CAD is very good at creating accurate 2D and 3D models which can dimensioned and prototyped prior to creating production models. However a CAD system is not designed to manipulate maps or the attribute data associated with them.
This does not mean to say that there is no overlap between GIS and CAD. As previously mentioned both systems are computer software solutions which use layers to convey information concerning the objects being designed. With maps the GIS is used to create point, lines and polygons to represent all types of geographical objects such as towns, roads and states which are placed on layers within the software. CAD uses layers to make it easy to design with dimensions on one layer for example and other layers breaking down various elements of the design.
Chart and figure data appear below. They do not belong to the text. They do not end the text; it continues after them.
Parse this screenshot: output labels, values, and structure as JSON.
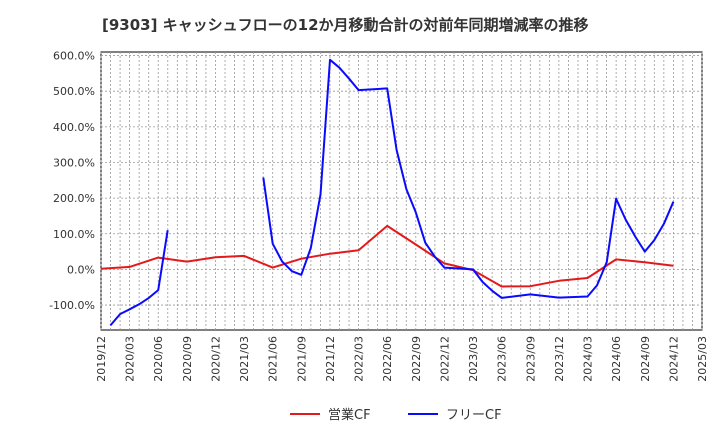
{
  "chart_data": {
    "type": "line",
    "title": "[9303]  キャッシュフローの12か月移動合計の対前年同期増減率の推移",
    "xlabel": "",
    "ylabel": "",
    "ylim": [
      -170,
      610
    ],
    "y_ticks": [
      600,
      500,
      400,
      300,
      200,
      100,
      0,
      -100
    ],
    "y_tick_labels": [
      "600.0%",
      "500.0%",
      "400.0%",
      "300.0%",
      "200.0%",
      "100.0%",
      "0.0%",
      "-100.0%"
    ],
    "x_tick_labels": [
      "2019/12",
      "2020/03",
      "2020/06",
      "2020/09",
      "2020/12",
      "2021/03",
      "2021/06",
      "2021/09",
      "2021/12",
      "2022/03",
      "2022/06",
      "2022/09",
      "2022/12",
      "2023/03",
      "2023/06",
      "2023/09",
      "2023/12",
      "2024/03",
      "2024/06",
      "2024/09",
      "2024/12",
      "2025/03"
    ],
    "grid": true,
    "legend_position": "bottom-center",
    "series": [
      {
        "name": "営業CF",
        "color": "#e31a1c",
        "points": [
          [
            0,
            2
          ],
          [
            1,
            7
          ],
          [
            2,
            33
          ],
          [
            3,
            22
          ],
          [
            4,
            34
          ],
          [
            5,
            38
          ],
          [
            6,
            5
          ],
          [
            7,
            30
          ],
          [
            8,
            44
          ],
          [
            9,
            54
          ],
          [
            10,
            122
          ],
          [
            11,
            70
          ],
          [
            12,
            17
          ],
          [
            13,
            -2
          ],
          [
            14,
            -48
          ],
          [
            15,
            -47
          ],
          [
            16,
            -32
          ],
          [
            17,
            -24
          ],
          [
            18,
            28
          ],
          [
            19,
            20
          ],
          [
            20,
            10
          ]
        ]
      },
      {
        "name": "フリーCF",
        "color": "#0a0aff",
        "segments": [
          [
            [
              0.33,
              -157
            ],
            [
              0.67,
              -125
            ],
            [
              1,
              -112
            ],
            [
              1.33,
              -98
            ],
            [
              1.67,
              -80
            ],
            [
              2,
              -58
            ],
            [
              2.33,
              110
            ]
          ],
          [
            [
              5.67,
              258
            ],
            [
              6,
              72
            ],
            [
              6.33,
              22
            ],
            [
              6.67,
              -5
            ],
            [
              7,
              -15
            ],
            [
              7.33,
              60
            ],
            [
              7.67,
              210
            ],
            [
              8,
              588
            ],
            [
              8.33,
              566
            ],
            [
              8.67,
              535
            ],
            [
              9,
              503
            ],
            [
              10,
              508
            ],
            [
              10.33,
              335
            ],
            [
              10.67,
              225
            ],
            [
              11,
              160
            ],
            [
              11.33,
              75
            ],
            [
              11.67,
              35
            ],
            [
              12,
              5
            ],
            [
              13,
              0
            ],
            [
              13.33,
              -35
            ],
            [
              13.67,
              -60
            ],
            [
              14,
              -80
            ],
            [
              15,
              -70
            ],
            [
              16,
              -79
            ],
            [
              17,
              -76
            ],
            [
              17.33,
              -45
            ],
            [
              17.67,
              20
            ],
            [
              18,
              198
            ],
            [
              18.33,
              140
            ],
            [
              18.67,
              92
            ],
            [
              19,
              50
            ],
            [
              19.33,
              82
            ],
            [
              19.67,
              128
            ],
            [
              20,
              190
            ]
          ]
        ]
      }
    ]
  }
}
The completed design is then scaled to fit on the printed sheet for distribution.
AutoDesk has developed mapping software to complement its 2D and 3D CAD software. Linking CAD drawings into a GIS system is quite common where there is an overlap between the two software solutions. GIS is not really appropriate for designing within an architectural or engineering environment and CAD is not the most effective tool for creating maps. The overlap however will occur where there is a need to combine the two solutions when appropriate.
A university for instance may have a requirement to upgrade a facilities management system which incorporates both CAD generated building plans and GIS generated maps of the campus layout. In this scenario there is a requirement to have some form of integration between to the two systems. The campus maps give a location based aspect to the problem and the building outline plans have to be integrated to enable an accurate calculation of the various departments square footage occupation of university buildings and therefore what their financial contributions to the university should be. If the maps of the campus are currently in a paper format they would need to be scanned and then the raster output would have to be projected onto the campus map to give an accurate representation within the GIS system. Alternatively the raster data may be vectorized in order to use the maps to calculate areas and perimeters of the various campus buildings. GIS is good at this kind of work and can then be integrated with a relational database system to form the basis for facility management system which could generate reports. This GIS based solution could include an automated invoicing system for the faculty departments which would be based on the square footage they occupy.
Of course to have an acceptable solution a GIS consultant may have to link all of the components: GIS, CAD and relational database integration in an acceptable format for the end user. This could be achieved with the help of customisation. GIS systems such as ArcGIS, MapInfo and QGIS can be customised with programming languages. ArcGIS and QGIS can be customised with Python and MapInfo has MapBasic to achieve the same aim. AutoCad has been very successful primarily because of its ability to be customised by using the AutoLisp programming language. Again both GIS and CAD are similar in that they both rely on programming languages to enable customisation.
One of the most obvious similarities between GIS and CAD is that they both use layers within the software in the creation of models within the software. However these two software solutions address different computer based problems with GIS stronger when dealing with topological and information based problems whilst CAD is the best solution when design is the primary objective.